When I was a child this answer was easy: rule the Universe with an omnipotent, benevolent, candy-sticky fist. Then my ambitions evolved to include marrying Ricky Schroeder, becoming a pop star, writing professionally, and developing magical powers. If the Harry Potter books had been published then, I’d’ve been hoping for a letter from Hogwarts.
These days the question is much more existential. What would I do? I’d take chances. I thought about it as I dangled hundreds of feet above the ground, suspended from a zip line harness in the Alaskan wilderness. My brain was 99.7 percent sure I could not fail, and the baby-faced 19-year-old guide who fastened my gear and told me I was going to “rock it out” assured me so. My body, however, was convinced death, or at least catastrophic injury, was imminent, and had helpfully released life-saving levels of adrenaline because there’s no situation that can’t be made better by uncontrollable shaking. The point is, the fact that the chance of failure is small does not equal motivation.
I’ve recently decided that we’re asking ourselves the wrong question. It’s not so much the fear of failure that stops me—although that explains why I won’t even attempt to try on that pair of white skinny jeans–it’s having to justify myself. This also works with the skinny jeans example.
What would you do if you knew you didn’t have to justify yourself?
How about that? What if you didn’t have to explain yourself or your goals, however humble or lofty, to anyone? What if you just went for it and stopped questioning yourself or worrying about how it looks to other people? (Again with the white skinny jeans! Ok, maybe in that case you should worry how it will look. Because of adulthood.)
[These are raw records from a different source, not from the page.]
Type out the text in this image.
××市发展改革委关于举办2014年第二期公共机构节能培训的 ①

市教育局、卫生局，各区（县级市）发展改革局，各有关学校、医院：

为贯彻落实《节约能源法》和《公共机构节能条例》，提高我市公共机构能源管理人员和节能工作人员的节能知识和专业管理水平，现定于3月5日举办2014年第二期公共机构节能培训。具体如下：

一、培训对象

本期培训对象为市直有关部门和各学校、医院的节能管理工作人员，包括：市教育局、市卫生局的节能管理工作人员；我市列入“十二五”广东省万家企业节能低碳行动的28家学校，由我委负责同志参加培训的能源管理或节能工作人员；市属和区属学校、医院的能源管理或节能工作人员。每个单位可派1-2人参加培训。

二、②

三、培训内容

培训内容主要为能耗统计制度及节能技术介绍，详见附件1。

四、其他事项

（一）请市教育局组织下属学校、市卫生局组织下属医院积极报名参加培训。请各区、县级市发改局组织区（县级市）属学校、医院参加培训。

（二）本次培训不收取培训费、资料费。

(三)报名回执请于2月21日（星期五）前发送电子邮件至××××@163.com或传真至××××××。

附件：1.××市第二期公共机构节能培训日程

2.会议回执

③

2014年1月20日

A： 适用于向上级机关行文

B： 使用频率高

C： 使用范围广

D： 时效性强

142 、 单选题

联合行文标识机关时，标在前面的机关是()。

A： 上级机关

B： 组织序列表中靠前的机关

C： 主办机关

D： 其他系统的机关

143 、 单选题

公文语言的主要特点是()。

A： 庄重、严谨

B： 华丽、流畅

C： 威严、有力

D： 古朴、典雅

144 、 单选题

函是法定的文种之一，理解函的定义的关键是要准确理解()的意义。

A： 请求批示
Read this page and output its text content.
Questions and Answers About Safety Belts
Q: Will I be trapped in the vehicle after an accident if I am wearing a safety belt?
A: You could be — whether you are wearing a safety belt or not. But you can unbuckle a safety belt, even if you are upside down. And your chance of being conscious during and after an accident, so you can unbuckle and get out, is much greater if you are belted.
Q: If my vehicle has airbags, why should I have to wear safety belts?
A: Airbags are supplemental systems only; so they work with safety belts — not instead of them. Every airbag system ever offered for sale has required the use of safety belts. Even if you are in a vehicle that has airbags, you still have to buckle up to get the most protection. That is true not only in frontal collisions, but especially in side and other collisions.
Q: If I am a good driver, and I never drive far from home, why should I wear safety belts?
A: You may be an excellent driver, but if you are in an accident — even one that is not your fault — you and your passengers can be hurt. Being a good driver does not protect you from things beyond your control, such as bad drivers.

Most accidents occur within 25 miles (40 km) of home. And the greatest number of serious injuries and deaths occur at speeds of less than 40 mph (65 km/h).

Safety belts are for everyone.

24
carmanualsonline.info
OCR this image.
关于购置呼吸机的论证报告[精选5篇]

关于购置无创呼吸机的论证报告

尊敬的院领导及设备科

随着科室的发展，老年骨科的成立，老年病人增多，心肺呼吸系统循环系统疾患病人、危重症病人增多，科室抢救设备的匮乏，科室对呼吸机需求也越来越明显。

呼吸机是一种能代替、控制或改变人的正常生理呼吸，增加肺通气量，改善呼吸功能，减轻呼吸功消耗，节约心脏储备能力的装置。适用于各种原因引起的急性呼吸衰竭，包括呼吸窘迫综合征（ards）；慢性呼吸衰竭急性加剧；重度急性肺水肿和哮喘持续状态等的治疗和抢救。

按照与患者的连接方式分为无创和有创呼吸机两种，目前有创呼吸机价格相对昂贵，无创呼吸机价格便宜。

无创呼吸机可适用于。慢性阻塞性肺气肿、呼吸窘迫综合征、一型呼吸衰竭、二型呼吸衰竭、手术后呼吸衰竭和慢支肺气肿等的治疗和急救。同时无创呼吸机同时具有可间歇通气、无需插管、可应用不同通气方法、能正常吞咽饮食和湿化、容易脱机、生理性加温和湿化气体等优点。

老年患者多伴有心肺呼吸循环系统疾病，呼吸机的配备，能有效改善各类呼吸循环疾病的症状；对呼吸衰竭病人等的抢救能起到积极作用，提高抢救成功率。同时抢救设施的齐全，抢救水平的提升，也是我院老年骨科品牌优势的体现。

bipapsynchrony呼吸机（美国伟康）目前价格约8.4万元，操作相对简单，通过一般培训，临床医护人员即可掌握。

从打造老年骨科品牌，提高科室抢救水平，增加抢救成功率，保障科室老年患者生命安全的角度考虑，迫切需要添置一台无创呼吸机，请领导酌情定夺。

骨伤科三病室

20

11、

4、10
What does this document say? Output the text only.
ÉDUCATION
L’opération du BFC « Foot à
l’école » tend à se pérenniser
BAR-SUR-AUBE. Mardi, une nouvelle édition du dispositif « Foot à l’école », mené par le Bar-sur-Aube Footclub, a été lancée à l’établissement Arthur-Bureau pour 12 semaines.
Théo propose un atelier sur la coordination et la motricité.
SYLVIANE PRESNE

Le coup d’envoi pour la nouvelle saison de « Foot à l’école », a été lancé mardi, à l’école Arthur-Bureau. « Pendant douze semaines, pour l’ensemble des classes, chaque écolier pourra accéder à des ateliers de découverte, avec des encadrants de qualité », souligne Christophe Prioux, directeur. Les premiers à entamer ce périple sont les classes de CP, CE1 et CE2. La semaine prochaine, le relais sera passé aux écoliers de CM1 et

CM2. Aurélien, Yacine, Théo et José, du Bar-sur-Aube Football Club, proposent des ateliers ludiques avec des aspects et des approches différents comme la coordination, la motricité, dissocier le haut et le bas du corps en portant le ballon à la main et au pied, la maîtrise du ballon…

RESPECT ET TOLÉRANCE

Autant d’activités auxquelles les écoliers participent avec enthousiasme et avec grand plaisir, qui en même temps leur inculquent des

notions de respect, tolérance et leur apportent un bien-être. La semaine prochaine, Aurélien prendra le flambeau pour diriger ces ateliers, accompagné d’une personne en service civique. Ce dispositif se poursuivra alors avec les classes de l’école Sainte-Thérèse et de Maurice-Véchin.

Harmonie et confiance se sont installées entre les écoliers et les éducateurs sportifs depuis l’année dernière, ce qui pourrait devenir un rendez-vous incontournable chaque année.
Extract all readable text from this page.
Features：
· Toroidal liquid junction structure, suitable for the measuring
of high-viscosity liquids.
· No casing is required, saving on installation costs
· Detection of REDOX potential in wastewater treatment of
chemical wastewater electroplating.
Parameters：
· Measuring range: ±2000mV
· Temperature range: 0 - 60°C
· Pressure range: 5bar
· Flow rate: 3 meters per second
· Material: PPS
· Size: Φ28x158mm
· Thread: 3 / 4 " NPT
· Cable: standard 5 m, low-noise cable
Seriously, though, it might be something like this:
I want to write a book about all the shit I went through growing up / open up a flamenco bar / take up cosplay / raise Puggles.
I’m not going to question this brightly burning spark of desire and ambition. Is it something I may have to examine later in therapy? Yes. Am I going to squash it now with worry and overthinking? NO.
People may or may not: ask me if I’ve lost my ever-loving mind / become furiously butthurt / point and laugh / quietly begin planning an intervention. I am going to put on my metaphorical Teflon helmet and let all the doubts and speculation slide off. Instead, I’m going to proceed with step one, which is getting started. I’ll learn as I go.
I don’t know about you, but when I just played out that scenario in my head, I realized the tremendous amount of energy I spend having imaginary conversations in which I explain the thing I’m about to do. Or the decision I’ve just made. Do you know how much freaking time that wastes? I’d be completely finished marathoning The Vampire Diaries by now if I’d cut that crap out.
So, my dearest darlings, here is my challenge and my wish for you: No more justifying. You, a beautiful, weird, quirky, flawed human being are completely and inherently valid. When some light kindles inside you, don’t question it. Cup it close and feed it. Let it burn big and bright. You can work on all that pesky verbalization and explanation later. For now, go after it.